Abstract

The widespread adoption of Internet of Things (IoT) devices has significantly increased the exposure of cloud-based architectures to cybersecurity risks, particularly Distributed Denial-of-Service (DDoS) attacks. Traditional detection methods often fail to efficiently identify and mitigate these threats in dynamic IoT/Cloud environments. This study proposes a machine-learning-based framework to enhance DDoS attack detection and mitigation, employing Random Forest, XGBoost, and Long Short-Term Memory (LSTM) models. Two well-established datasets, CIC-DDoS2019 and N-BaIoT, were used to train and evaluate the models, with feature selection techniques applied to optimize performance.

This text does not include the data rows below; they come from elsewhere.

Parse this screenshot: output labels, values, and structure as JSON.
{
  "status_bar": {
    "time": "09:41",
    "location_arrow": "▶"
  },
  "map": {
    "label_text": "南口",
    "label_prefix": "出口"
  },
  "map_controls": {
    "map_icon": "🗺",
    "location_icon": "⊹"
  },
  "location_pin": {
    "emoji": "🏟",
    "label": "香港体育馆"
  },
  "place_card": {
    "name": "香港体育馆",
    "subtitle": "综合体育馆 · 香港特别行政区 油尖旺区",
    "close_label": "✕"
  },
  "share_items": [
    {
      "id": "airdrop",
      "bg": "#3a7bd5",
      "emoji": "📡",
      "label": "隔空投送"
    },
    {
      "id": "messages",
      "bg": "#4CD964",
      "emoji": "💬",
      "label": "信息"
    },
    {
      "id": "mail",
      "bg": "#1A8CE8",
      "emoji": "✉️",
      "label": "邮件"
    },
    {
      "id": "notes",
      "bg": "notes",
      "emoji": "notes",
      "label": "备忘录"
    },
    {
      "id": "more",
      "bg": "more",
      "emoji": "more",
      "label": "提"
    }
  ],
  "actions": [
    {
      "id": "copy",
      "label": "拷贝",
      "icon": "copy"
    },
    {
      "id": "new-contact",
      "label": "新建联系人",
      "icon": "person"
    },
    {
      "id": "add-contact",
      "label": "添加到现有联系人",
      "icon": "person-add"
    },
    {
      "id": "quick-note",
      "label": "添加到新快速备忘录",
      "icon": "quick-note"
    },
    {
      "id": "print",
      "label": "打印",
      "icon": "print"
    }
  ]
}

A comparative analysis was conducted using key performance metrics, including accuracy, precision, recall, and F1-score. The results indicate that Random Forest outperforms other models, achieving a precision of 99.96% and an F1-score of 95.84%. Additionally, a web-based dashboard was developed to visualize detection outcomes, facilitating real-time monitoring. This research highlights the importance of efficient data preprocessing and feature selection for improving detection capabilities in IoT/Cloud infrastructures. Furthermore, the potential integration of metaheuristic optimization for hyperparameter tuning and feature selection is identified as a promising direction for future work. The findings contribute to the development of more resilient and adaptive cybersecurity solutions for IoT/Cloud-based environments.